PDF(Pubmed)
Abstract:
Netherton syndrome (NS) is rare and multisystemic congenital skin disorder classically distinguied as a triad of congenital ichthyosiform erythroderma, trichorrhexis invaginata (TI), and an atopic diathesis. Recent advances in pathogenesis have explored the role of IL-23/Th17 pathway in NS. Herein, we present a 17 years old girl harbouring homozygous four base pair deletion in exon 26 of the SPINK5 gene, presented with pruritus, scaling, dry skin and generalized eczematous lesions.
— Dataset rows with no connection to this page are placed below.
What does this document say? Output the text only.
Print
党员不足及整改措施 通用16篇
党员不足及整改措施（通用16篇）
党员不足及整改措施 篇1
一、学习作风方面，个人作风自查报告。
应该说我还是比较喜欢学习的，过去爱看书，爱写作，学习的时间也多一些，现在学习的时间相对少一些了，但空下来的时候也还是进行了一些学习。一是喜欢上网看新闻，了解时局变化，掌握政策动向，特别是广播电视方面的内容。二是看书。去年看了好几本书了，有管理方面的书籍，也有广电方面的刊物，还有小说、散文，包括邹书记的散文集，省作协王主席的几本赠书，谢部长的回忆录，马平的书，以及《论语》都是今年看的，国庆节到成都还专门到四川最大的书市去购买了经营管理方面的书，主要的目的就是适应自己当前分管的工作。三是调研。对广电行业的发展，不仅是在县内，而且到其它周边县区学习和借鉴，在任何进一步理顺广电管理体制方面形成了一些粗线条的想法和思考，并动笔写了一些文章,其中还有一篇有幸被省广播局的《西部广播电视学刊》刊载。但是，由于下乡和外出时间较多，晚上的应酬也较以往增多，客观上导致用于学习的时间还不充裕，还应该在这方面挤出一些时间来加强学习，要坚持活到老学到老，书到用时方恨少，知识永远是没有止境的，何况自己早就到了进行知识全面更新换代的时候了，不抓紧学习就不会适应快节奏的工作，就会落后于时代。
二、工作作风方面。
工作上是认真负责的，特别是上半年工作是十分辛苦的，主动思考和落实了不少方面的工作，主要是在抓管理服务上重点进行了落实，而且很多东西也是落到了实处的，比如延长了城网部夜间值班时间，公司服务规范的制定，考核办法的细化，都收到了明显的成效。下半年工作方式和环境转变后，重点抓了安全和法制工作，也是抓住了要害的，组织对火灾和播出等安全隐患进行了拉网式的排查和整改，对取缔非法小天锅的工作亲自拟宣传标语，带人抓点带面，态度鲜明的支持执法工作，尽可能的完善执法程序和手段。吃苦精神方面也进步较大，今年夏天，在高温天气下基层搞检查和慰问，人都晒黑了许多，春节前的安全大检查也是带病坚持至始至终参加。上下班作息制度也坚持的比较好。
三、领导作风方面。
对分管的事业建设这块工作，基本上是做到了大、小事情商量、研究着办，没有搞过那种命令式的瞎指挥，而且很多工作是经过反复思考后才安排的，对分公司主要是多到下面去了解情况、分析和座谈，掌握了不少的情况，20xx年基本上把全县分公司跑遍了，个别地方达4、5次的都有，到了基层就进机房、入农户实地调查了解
She was administered anti IL17A (subcutaneous secukinumab) therapy. The treatment was well tolerated and resulted in a favourable clinical response, reduction of the IL17A gene expression and CD4 + Th17 cell population after 6 months which revealed an abrogation of Th17-skewing during therapy.
摘要:
Netherton综合征(NS)是罕见的多系统先天性皮肤病,通常被区分为先天性鱼鳞状红皮病的三联征,内翻三毛(TI),和特应性素质。发病机制的最新进展已经探讨了IL-23/Th17通路在NS中的作用。在这里,我们提出了一个17岁的女孩,在SPINK5基因的外显子26中存在纯合四碱基对缺失,出现瘙痒,缩放,皮肤干燥和全身性湿疹性病变。她被给予抗IL17A(皮下苏金单抗)治疗。治疗耐受性良好,并导致良好的临床反应,6个月后IL17A基因表达和CD4+Th17细胞数量减少,这表明治疗期间Th17偏斜的废除。